ResourcesPress Release

Conflicts and Crises Spawn Attacks on Health Care Worldwide

Syria is the most egregious example in a global trend

For Immediate Release

العربية

As Syrians suffer from the extreme destruction of their health care system at the hands of the military, their situation has brought increased attention to attacks on health care around the world. Health professionals, facilities, and patients are regularly targeted by violence and restrictive legislation in situations of conflict and civil unrest, according to an online, interactive world map of attacks on health published today by Physicians for Human Rights (PHR).

“These attacks shock the conscience. By failing to respond effectively, the world has allowed for a new normal to take hold, whereby medical care is specifically targeted, instead of protected” said Donna McKay, PHR’s executive director. “These unlawful and preventable attacks have resulted in decimated health care systems, depriving people of adequate care and making the population fearful of seeking assistance.”

PHR’s map illustrates attacks on medical personnel, patients, facilities, and transport, along with government-legislated restrictions to health care, in 20 countries experiencing armed conflict, political instability, or a national crisis. The attacks – resulting from systematic targeting by security forces and armed groups effectively using this tactic as a weapon of war, a disregard for civilian facilities during conflict, or distrust by local communities – are obstructing treatment and corroding international norms.

The assault against health care extends beyond physical violence to legislation in Syria, Burma, and Turkey that effectively criminalizes the provision of medical care to punish subsets of the population. These policies have led to insecurity for doctors and medical aid groups, legal charges and fines against doctors in Turkey, the detention and torture of hundreds of medical personnel in Syria, and a severe lack of health care for certain populations.

PHR’s interactive map was launched in conjunction with a report by Human Rights Watch and the Safeguarding Health in Conflict Coalition, released at the World Health Organization’s annual meeting of health ministers. In recognition of the increasingly acute perils faced by medical workers, the U.N. General Assembly called upon states to protect health workers in a December 2014 resolution. Nonetheless, violations continue unabated.

“While gathering in Geneva this week, ministers of health must acknowledge these egregious violations of international humanitarian and human rights law and take action to stop them and hold perpetrators to account,” said Susannah Sirkin, PHR’s director of international policy.

Syria is the leading example of government forces using attacks on medical facilities and personnel as a systematic weapon to punish civilians for their presumed support of opposition groups by depriving them of access to health care. On average, a medical worker was killed every other day and a hospital was bombed every four days in Syria during 2014, PHR research shows. In April 2015, PHR documented 14 attacks on medical facilities and the killing of seven medical personnel in Syria – the largest number of attacks in one month since September 2012.

“In Syria, targeted and indiscriminate attacks, combined with vague anti-terror legislation, create a perilous situation for health personnel and aid workers and leave Syrians with nowhere to turn for health care,” said McKay. “Meanwhile, Syrians remain under siege as U.N. resolutions are ignored, with thousands of civilians bearing the brunt of the catastrophe.”

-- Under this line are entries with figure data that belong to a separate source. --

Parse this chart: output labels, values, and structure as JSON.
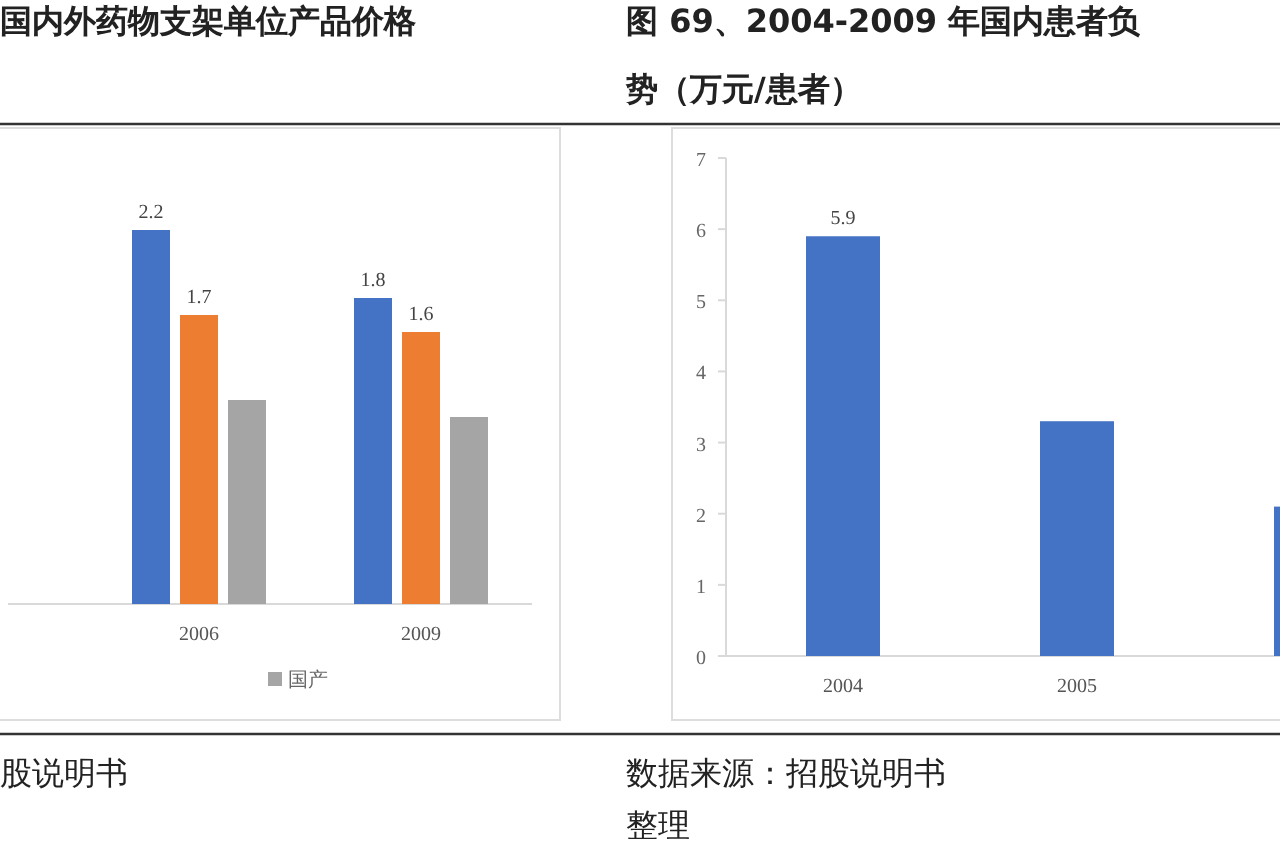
{
  "chart_data": [
    {
      "type": "bar",
      "title": "国内外药物支架单位产品价格",
      "categories": [
        "2006",
        "2009"
      ],
      "series": [
        {
          "color": "#4472c4",
          "values": [
            2.2,
            1.8
          ],
          "value_labels": [
            "2.2",
            "1.8"
          ]
        },
        {
          "color": "#ed7d31",
          "values": [
            1.7,
            1.6
          ],
          "value_labels": [
            "1.7",
            "1.6"
          ]
        },
        {
          "name": "国产",
          "color": "#a5a5a5",
          "values": [
            1.2,
            1.1
          ],
          "value_labels": [
            null,
            null
          ]
        }
      ],
      "legend": "bottom",
      "annotations": [
        "股说明书"
      ]
    },
    {
      "type": "bar",
      "title": "图 69、2004-2009 年国内患者负",
      "subtitle": "势（万元/患者）",
      "categories": [
        "2004",
        "2005",
        null
      ],
      "series": [
        {
          "color": "#4472c4",
          "values": [
            5.9,
            3.3,
            2.1
          ],
          "value_labels": [
            "5.9",
            null,
            null
          ]
        }
      ],
      "ylim": [
        0,
        7
      ],
      "yticks": [
        0,
        1,
        2,
        3,
        4,
        5,
        6,
        7
      ],
      "grid": false,
      "annotations": [
        "数据来源：招股说明书",
        "整理"
      ]
    }
  ]
}
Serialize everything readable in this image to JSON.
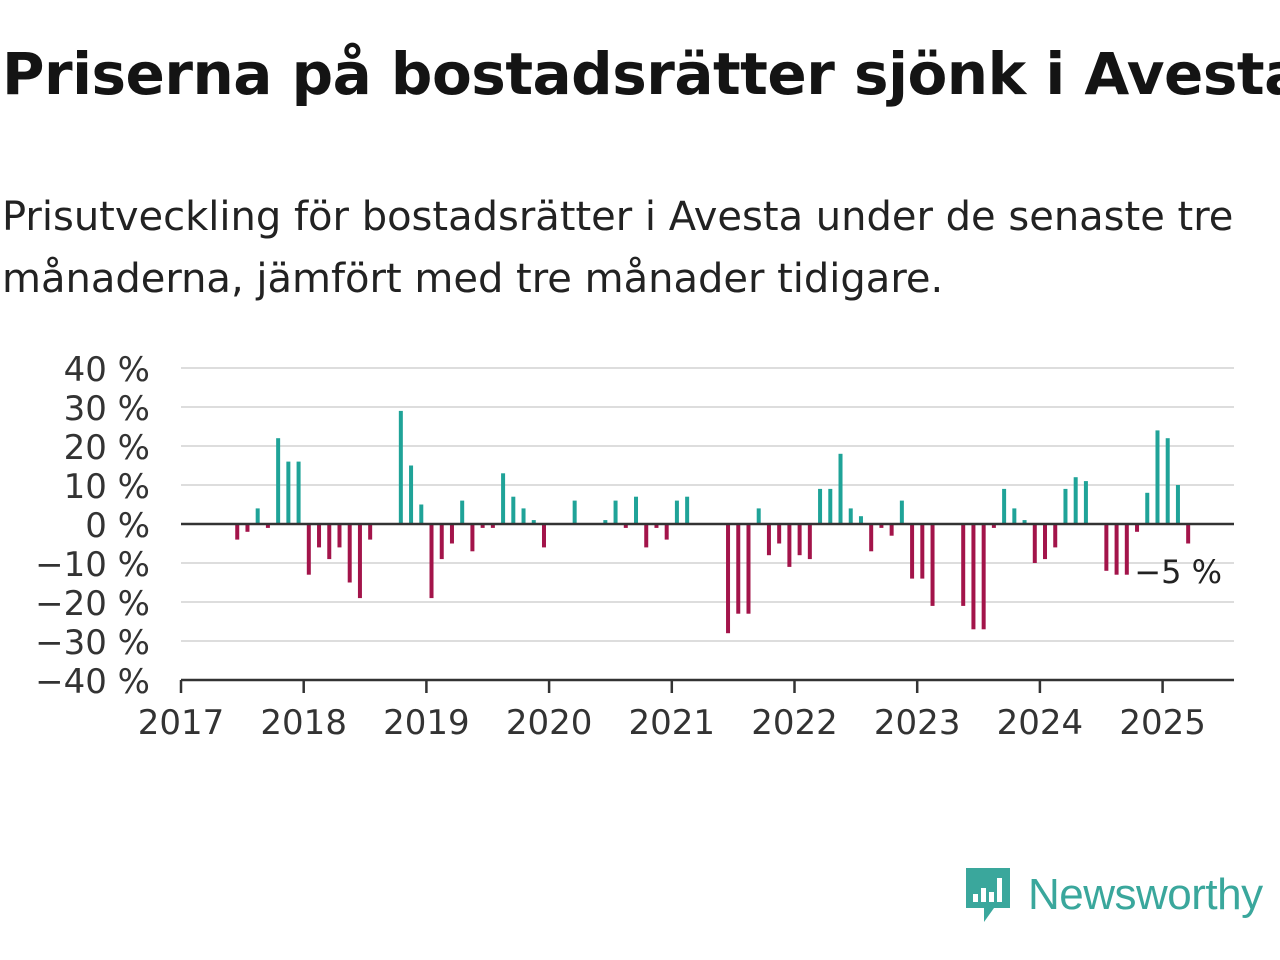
{
  "title": "Priserna på bostadsrätter sjönk i Avesta",
  "subtitle": "Prisutveckling för bostadsrätter i Avesta under de senaste tre månaderna, jämfört med tre månader tidigare.",
  "brand": {
    "name": "Newsworthy",
    "icon": "newsworthy-logo-icon",
    "color": "#3aa79c"
  },
  "colors": {
    "positive": "#1fa398",
    "negative": "#a3144a",
    "grid": "#dddddd",
    "axis": "#333333"
  },
  "chart_data": {
    "type": "bar",
    "title": "Priserna på bostadsrätter sjönk i Avesta",
    "xlabel": "",
    "ylabel": "",
    "ylim": [
      -40,
      40
    ],
    "y_ticks": [
      40,
      30,
      20,
      10,
      0,
      -10,
      -20,
      -30,
      -40
    ],
    "y_tick_labels": [
      "40 %",
      "30 %",
      "20 %",
      "10 %",
      "0 %",
      "−10 %",
      "−20 %",
      "−30 %",
      "−40 %"
    ],
    "x_ticks": [
      "2017",
      "2018",
      "2019",
      "2020",
      "2021",
      "2022",
      "2023",
      "2024",
      "2025"
    ],
    "grid": true,
    "unit": "%",
    "annotation": "−5 %",
    "start_month": "2017-01",
    "values": [
      0,
      0,
      0,
      0,
      0,
      -4,
      -2,
      4,
      -1,
      22,
      16,
      16,
      -13,
      -6,
      -9,
      -6,
      -15,
      -19,
      -4,
      0,
      0,
      29,
      15,
      5,
      -19,
      -9,
      -5,
      6,
      -7,
      -1,
      -1,
      13,
      7,
      4,
      1,
      -6,
      0,
      0,
      6,
      0,
      0,
      1,
      6,
      -1,
      7,
      -6,
      -1,
      -4,
      6,
      7,
      0,
      0,
      0,
      -28,
      -23,
      -23,
      4,
      -8,
      -5,
      -11,
      -8,
      -9,
      9,
      9,
      18,
      4,
      2,
      -7,
      -1,
      -3,
      6,
      -14,
      -14,
      -21,
      0,
      0,
      -21,
      -27,
      -27,
      -1,
      9,
      4,
      1,
      -10,
      -9,
      -6,
      9,
      12,
      11,
      0,
      -12,
      -13,
      -13,
      -2,
      8,
      24,
      22,
      10,
      -5
    ]
  }
}
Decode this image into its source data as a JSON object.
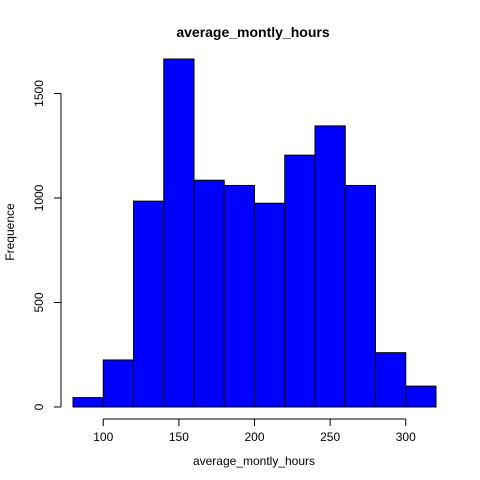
{
  "chart_data": {
    "type": "bar",
    "title": "average_montly_hours",
    "xlabel": "average_montly_hours",
    "ylabel": "Frequence",
    "bins": [
      {
        "start": 80,
        "end": 100,
        "count": 45
      },
      {
        "start": 100,
        "end": 120,
        "count": 225
      },
      {
        "start": 120,
        "end": 140,
        "count": 985
      },
      {
        "start": 140,
        "end": 160,
        "count": 1665
      },
      {
        "start": 160,
        "end": 180,
        "count": 1085
      },
      {
        "start": 180,
        "end": 200,
        "count": 1060
      },
      {
        "start": 200,
        "end": 220,
        "count": 975
      },
      {
        "start": 220,
        "end": 240,
        "count": 1205
      },
      {
        "start": 240,
        "end": 260,
        "count": 1345
      },
      {
        "start": 260,
        "end": 280,
        "count": 1060
      },
      {
        "start": 280,
        "end": 300,
        "count": 260
      },
      {
        "start": 300,
        "end": 320,
        "count": 100
      }
    ],
    "xticks": [
      "100",
      "150",
      "200",
      "250",
      "300"
    ],
    "yticks": [
      "0",
      "500",
      "1000",
      "1500"
    ],
    "xlim": [
      80,
      320
    ],
    "ylim": [
      0,
      1665
    ],
    "bar_color": "#0000ff",
    "grid": false
  }
}
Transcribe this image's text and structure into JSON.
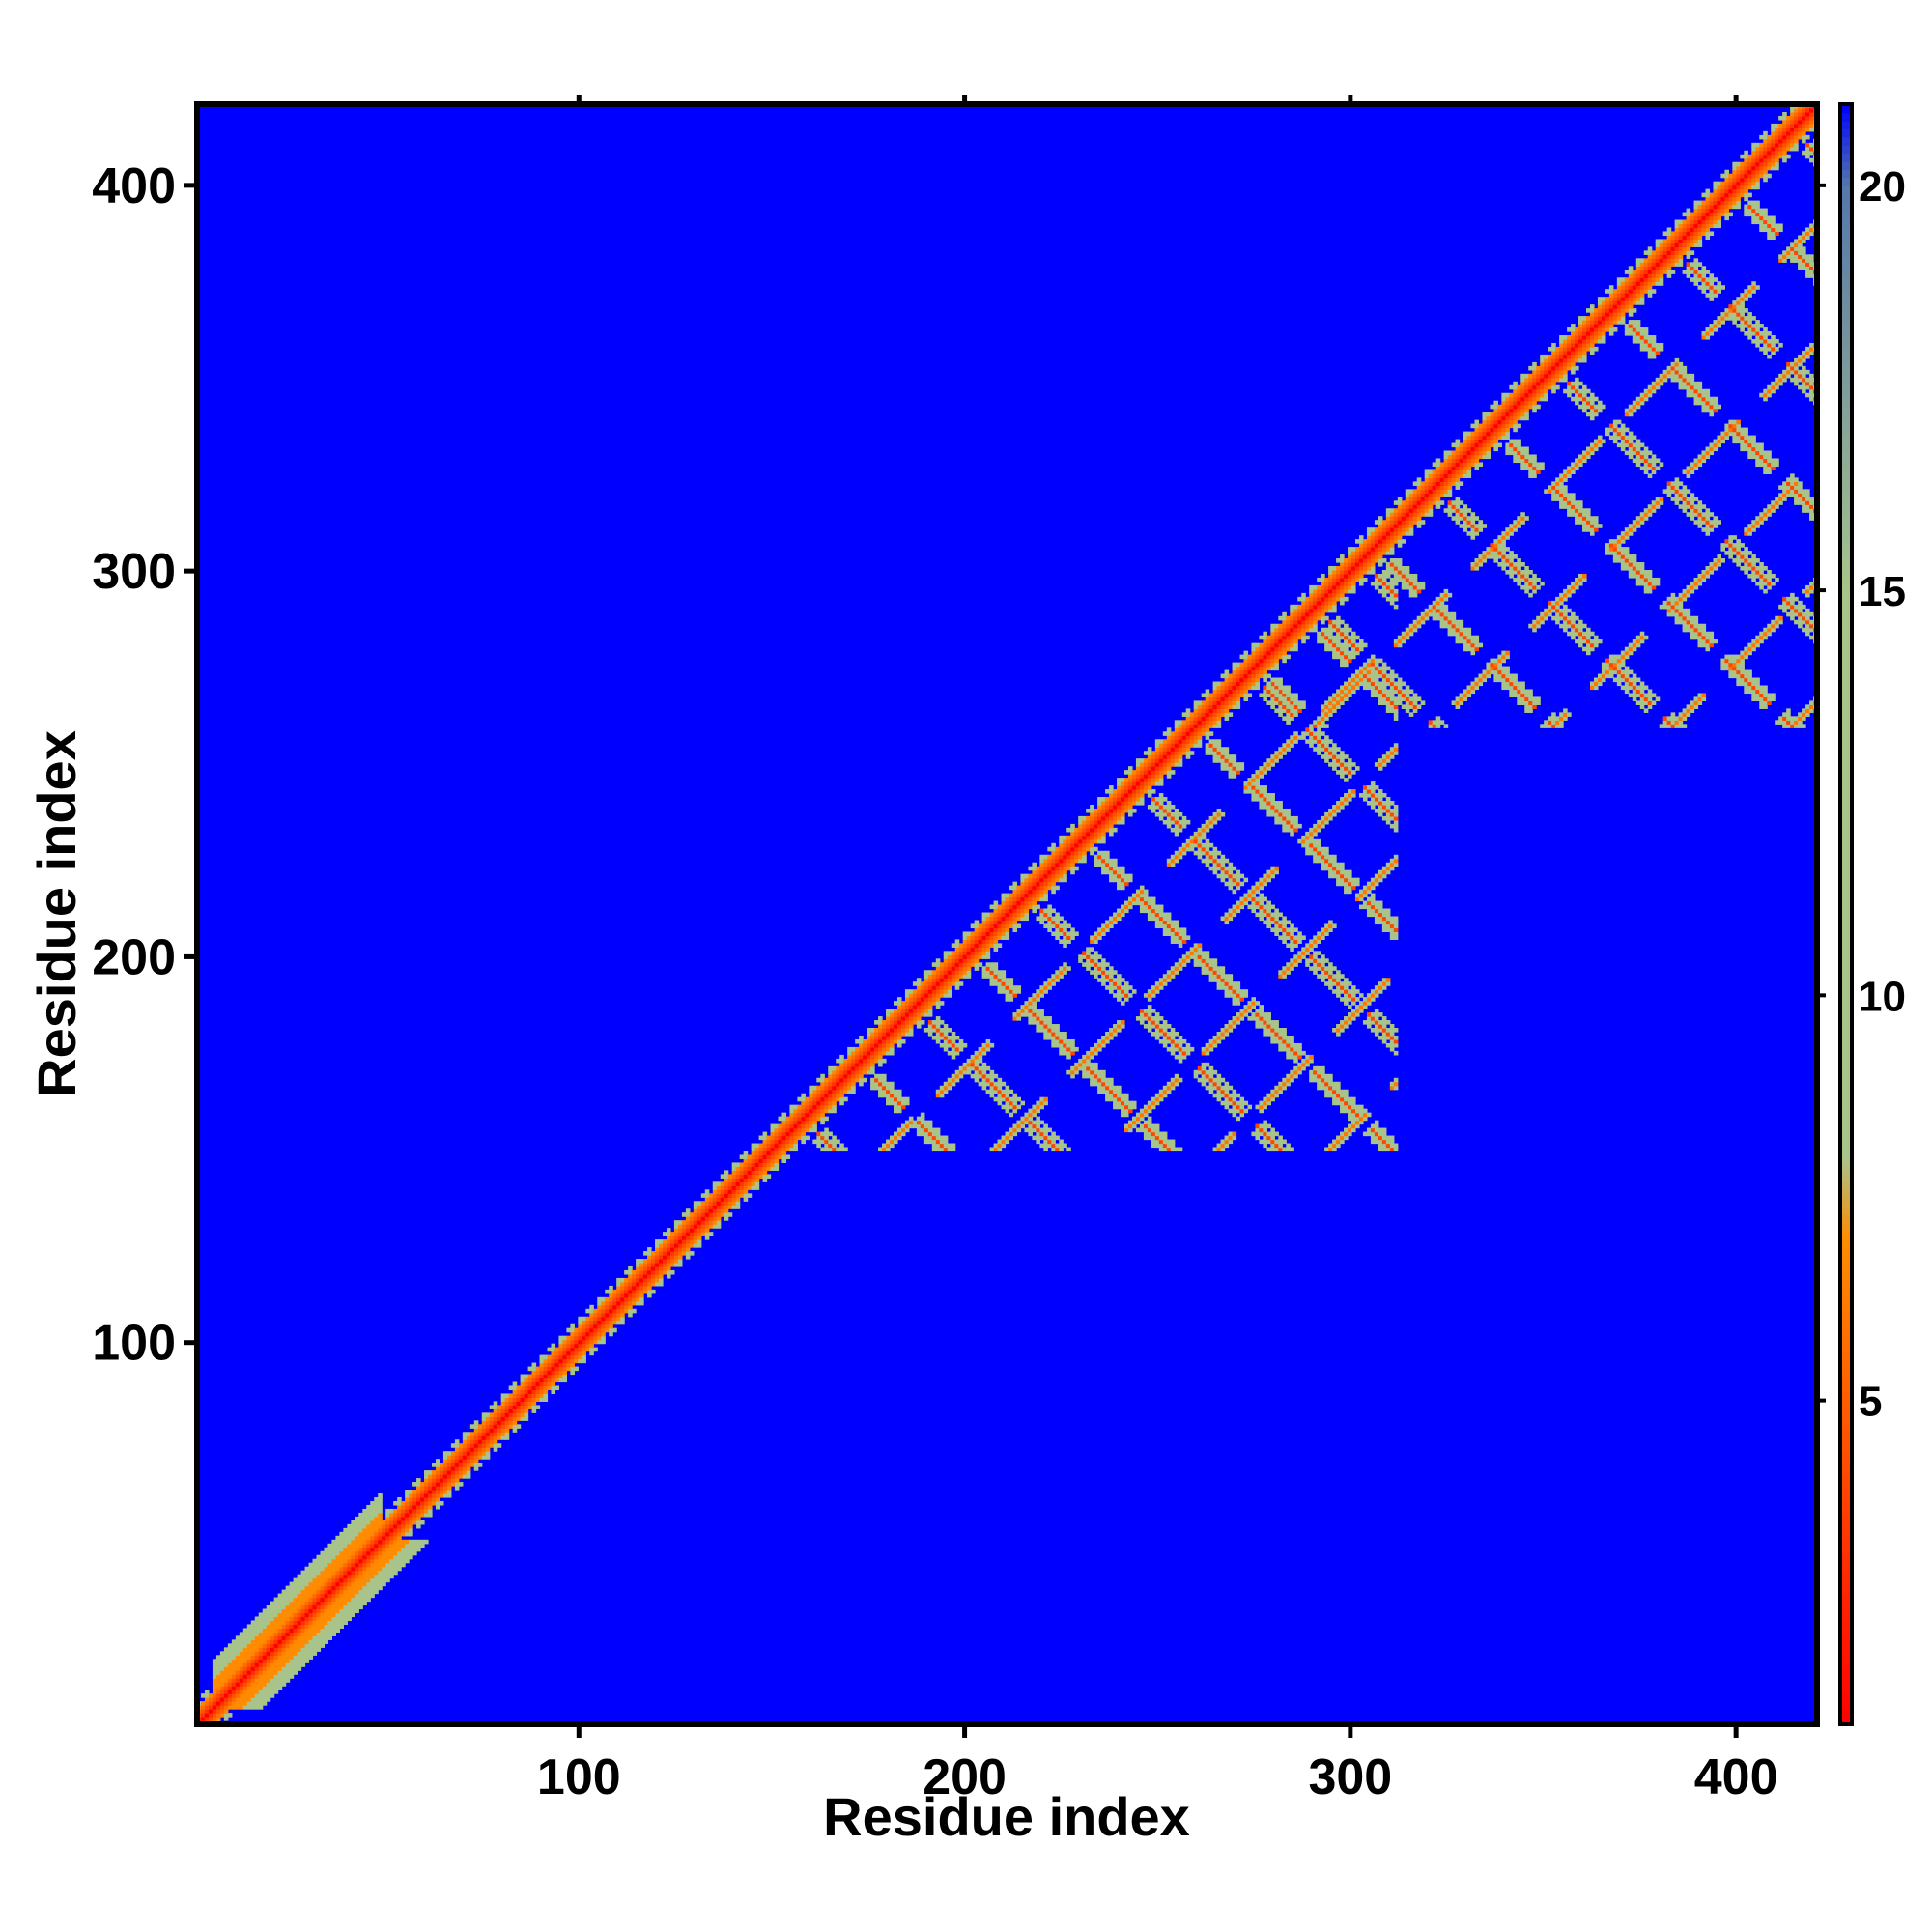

Beyond Syria, PHR found that retaliatory attacks on civilian populations were prevalent in nine other countries, all of which faced armed conflict or political instability. A broad range of rebel or extremist groups – the Taliban, the Islamic State, Somalia’s al-Shabab, and the Revolutionary Armed Forces of Colombia (FARC), among others – have all engaged in retaliatory looting and bombing of medical facilities and kidnapping and killing of medical personnel for perceived allegiances.

In some countries, the provision of medical treatment itself became a risk factor. Polio vaccination teams in Pakistan were repeatedly attacked, kidnapped, tortured, and killed by the Taliban, leaving 42 polio workers and related staff dead in 2014 alone. Boko Haram, the Islamist group threatening large swaths of Nigeria, has also attacked polio vaccination teams. Similarly, angry and fearful citizens facing an Ebola crisis in Guinea, Liberia, and Sierra Leone attacked medical personnel and facilities.

PHR sought to document patterns of attacks targeting health care, and mapped only countries where widespread attacks on health care went unaddressed by the authorities and/or posed a substantial threat to the impartial provision of health care. PHR only documented attacks on medical personnel while they were performing medical work or attacks that targeted personnel specifically for their medical work. Reports from at least seven different types of independent, non-governmental sources were reviewed in five languages.